Le Monde, which was the first outlet to break the story, reported, the raids were launched at the offices of Societe Generale, BNP Parabas, Exane and Natixis, as well as the offices of British banking titan HSBC.

Reuters was able to confirm that the offices of Societe Generale were searched, although the bank offered no further comments. The other four banks all refused to comment on the matter.

In a statement, France’s National Financial Prosecutor’s Office (PNF) confirmed the reports of the raids. It said the probe was related to what is called the “cum-cum” dividend strategy, whereby ahead of a dividend payout, a bank temporarily will transfer shares of a stock to a foreign investor, to avoid having to pay a dividend tax.

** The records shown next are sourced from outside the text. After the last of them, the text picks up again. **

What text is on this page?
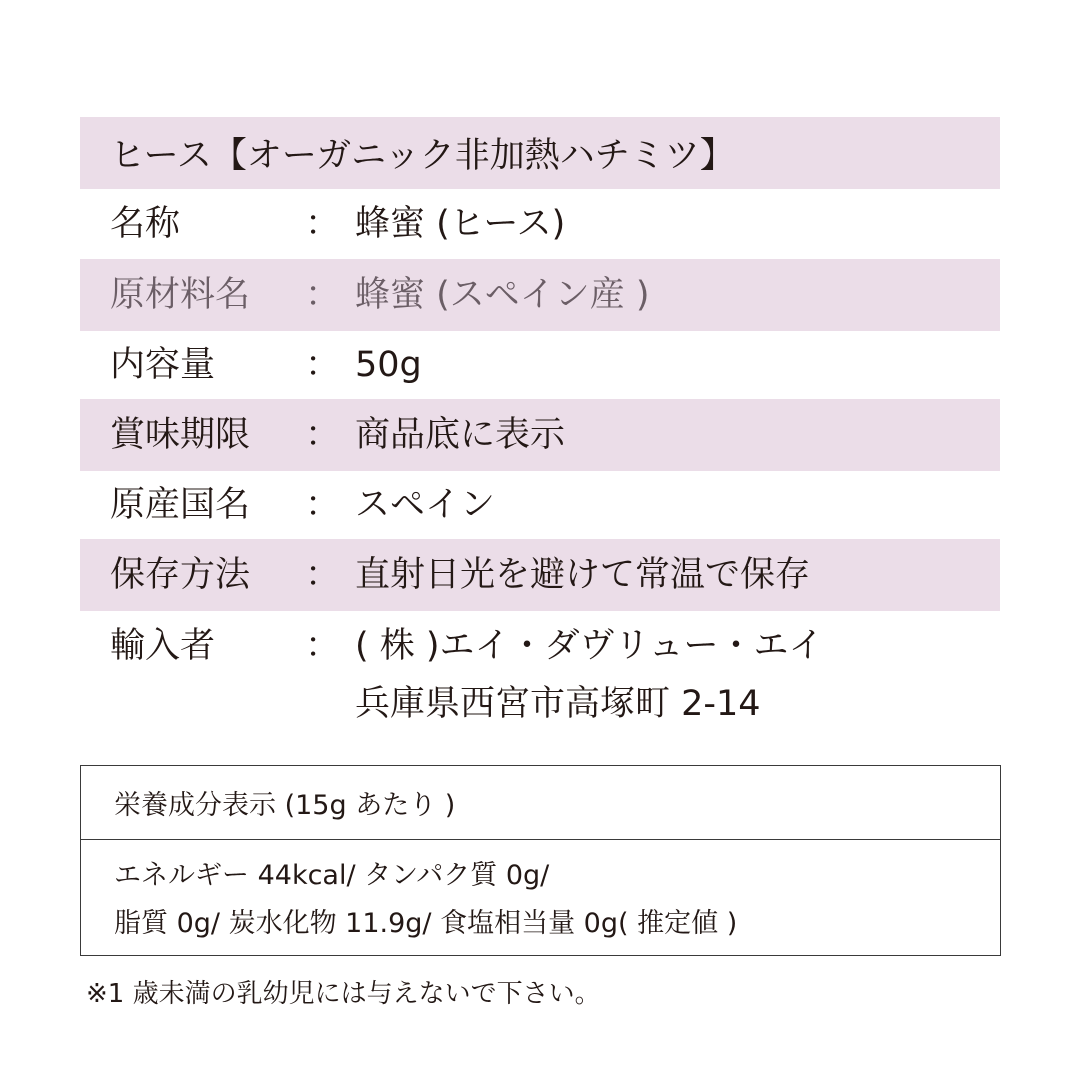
ヒース【オーガニック非加熱ハチミツ】
名称	： 蜂蜜 (ヒース)
原材料名	： 蜂蜜 (スペイン産 )
内容量	： 50g
賞味期限	： 商品底に表示
原産国名	： スペイン
保存方法	： 直射日光を避けて常温で保存
輸入者	： ( 株 )エイ・ダヴリュー・エイ
兵庫県西宮市高塚町 2-14
栄養成分表示 (15g あたり )
エネルギー 44kcal/ タンパク質 0g/
脂質 0g/ 炭水化物 11.9g/ 食塩相当量 0g( 推定値 )
※1 歳未満の乳幼児には与えないで下さい。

In that case, the dividends are then not taxed, or if taxes are paid, the taxes are refunded to the foreign investor. The shares can then be resold to the original owner, and the two parties will split the amount which would otherwise have been taken as tax, had the transfer not occurred.

According to PNF, the investigation began back in 2021, and it is being performed by 16 investigating judges, and more than 150 agents. Bloomberg is reporting that the five banks will be facing collective fines in the range of over €1 billion ($1.1 billion) as a result of the investigation.

The investigation has served as yet another blow to investor confidence in the stability of the global banking industry, as the sector continues to reel from numerous bank failures in the United States, as well as the near-failure of Swiss banking giant Credit Suisse, which was only averted by a government brokered takeover by its larger rival, UBS.